Anne Of Green Gables, My Daughter & Me: What My Favorite Book Taught Me About Grace, Belonging & The Orphan In Us All: A Memoir, by Lorilee Craker
[Note: This book was provided free of charge by Tyndale Books in exchange for an honest review.]
I find it curious that this sort of book should be written fairly often these days  but that it should be written, at least from what I have seen so far, nearly exclusively by women. I know of no one, for example, who seeks to travel to India to go on a pilgrimage to the sites of the Jungle Book, or to Congo for a travel memoir of Heart of Darkness, or even an examination of rural Mississippi for Falkner’s tales, although these would no doubt also be worthy memoirs, but instead it is women authors who have decided to run with the idea of writing about how their own lives intersect with their favorite novels. Like the other books I have read, this one has relevance to me in unsettling ways, some of which I must leave to readers of the book to uncover, and some of which are worthy of discussion here. For one, this book is a tearjerker about the shared experiences as an orphan (often with poor fathers) between the author, her adopted Korean daughter (both of whom were born out of illegitimacy), and the experiences of Anne Shirley (better known as Anne of Green Gables) and her author, Lucy Maud Montgomery.
The book itself is somewhat haphazardly organized, but its contents are likely to appeal to those who appreciate Anne of Green Gables or who have a soft spot in their hearts for waifish people who are full of energy and good intentions but are somewhat clumsy and awkward in their execution, and prone to being painfully misunderstood and yet unceasing in their efforts to win over others through friendliness and sheer goodwill. This book, which focuses on two of the Montgomery novels (Anne of Green Gables and Anne of the Island), also examines what makes Gilbert so dreamy, what makes her foster father Matthew such a wonderful adopted father, and explores the horrors of catty mean girls and the importance of finding bosom friends as well as understanding spouses. The book manages to weave together the narratives of the author and her attempts to get in touch with her birth mother and father (the father comes off very badly here), the narrative of her adopted daughter, who was given up for adoption by her unmarried South Korean mother, whose father was not a very honorable man either, apparently, as well as the story of the orphan Anne and the orphan Lucy Maud Montgomery, whose father continually failed her and whose life of torment ended in an accidental drug overdose that was also a potential suicide.

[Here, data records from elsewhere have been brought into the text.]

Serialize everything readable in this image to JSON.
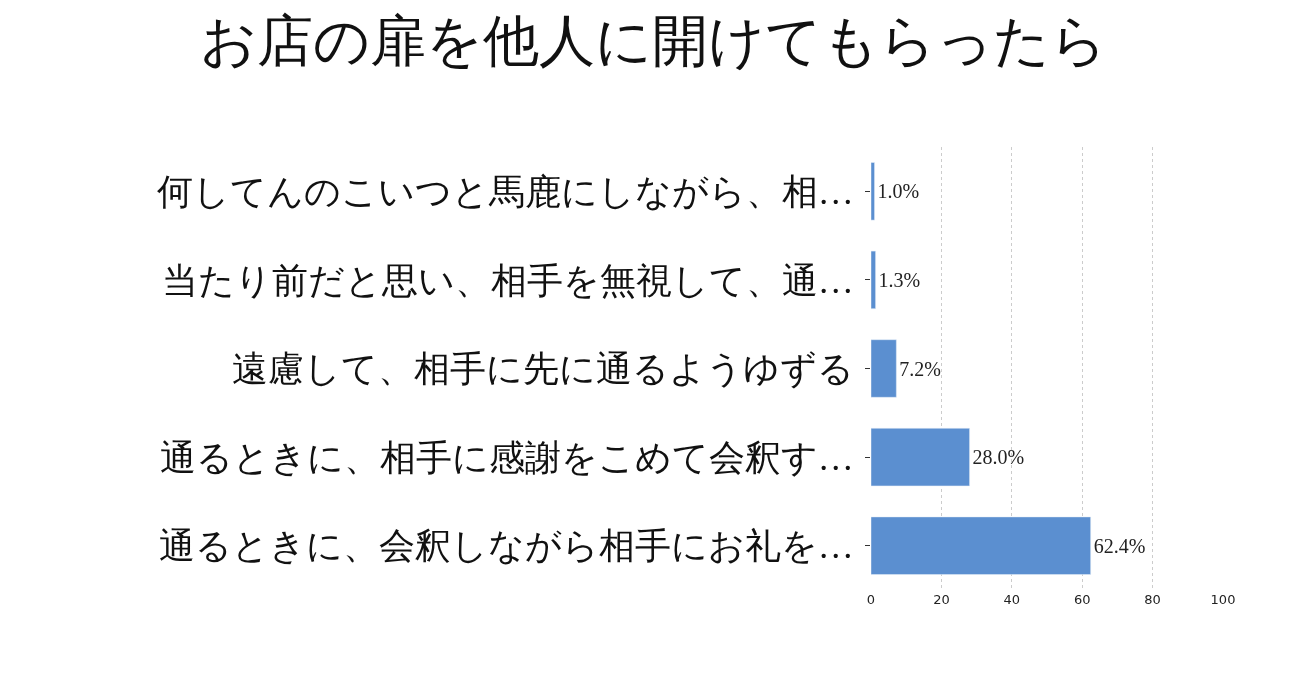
{
  "chart_data": {
    "type": "bar",
    "orientation": "horizontal",
    "title": "お店の扉を他人に開けてもらったら",
    "categories": [
      "何してんのこいつと馬鹿にしながら、相…",
      "当たり前だと思い、相手を無視して、通…",
      "遠慮して、相手に先に通るようゆずる",
      "通るときに、相手に感謝をこめて会釈す…",
      "通るときに、会釈しながら相手にお礼を…"
    ],
    "values": [
      1.0,
      1.3,
      7.2,
      28.0,
      62.4
    ],
    "value_labels": [
      "1.0%",
      "1.3%",
      "7.2%",
      "28.0%",
      "62.4%"
    ],
    "color": "#5b8fd0",
    "xlim": [
      0,
      100
    ],
    "xticks": [
      0,
      20,
      40,
      60,
      80,
      100
    ],
    "grid": "x",
    "legend": false
  }
}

Over and over again this book is full of a longing for love, of the love of parents, of the love of children, of loving friends and fellow writers, of spouses, and of the love of God. The author is honest, painfully honest, about her own struggles, her own follies, and her own dramatic life experiences. It is clear that her own life and the love she was able to receive from her adopted parents was able to help overcome what could have been some serious shortcomings. Her struggles to find peace of mind and to help other strangers and outcasts of the world as she was helped by her own adoptive parents are easy to relate to, and her writing is moving and clear. Her love as a mother is also fierce and strong, and it is clear that she has been loved enough to be able to love others well. As is often the case with a book like this, the last words of the book say a lot about the message that the author wants to send, and in this case it is a very worthwhile one: “I can tell her she’s worth fighting for. I can tell her that our cracked stories don’t have the last word, not by a long shot. Baby girl, believe that the best things like around the bend in the road. Stay fascinated with the road beyond. Speak in your own tongue and minister to the needs of humanity. Never forget. I can tell her that our heart-bones are healing because we belong to Jehovah Rapha. He said that there could be a better way; that all things could be made new. Everyone wants to feel secure and wanted. We all want to belong. He said he would not leave us as waifs on the street; He comes for us. He never forgets the children whose names are written in the palm of His hand. God makes us belong. He is enough. At every bend in the road, our Father is waiting for us, reaching out His arms. And we are orphans no more.” This is a book to read, to treasure, but it is a book full of the sadness of melancholy longing, full of the tears of love for broken people in a broken world that many of us shed for ourselves and others, even when they cannot see our concern.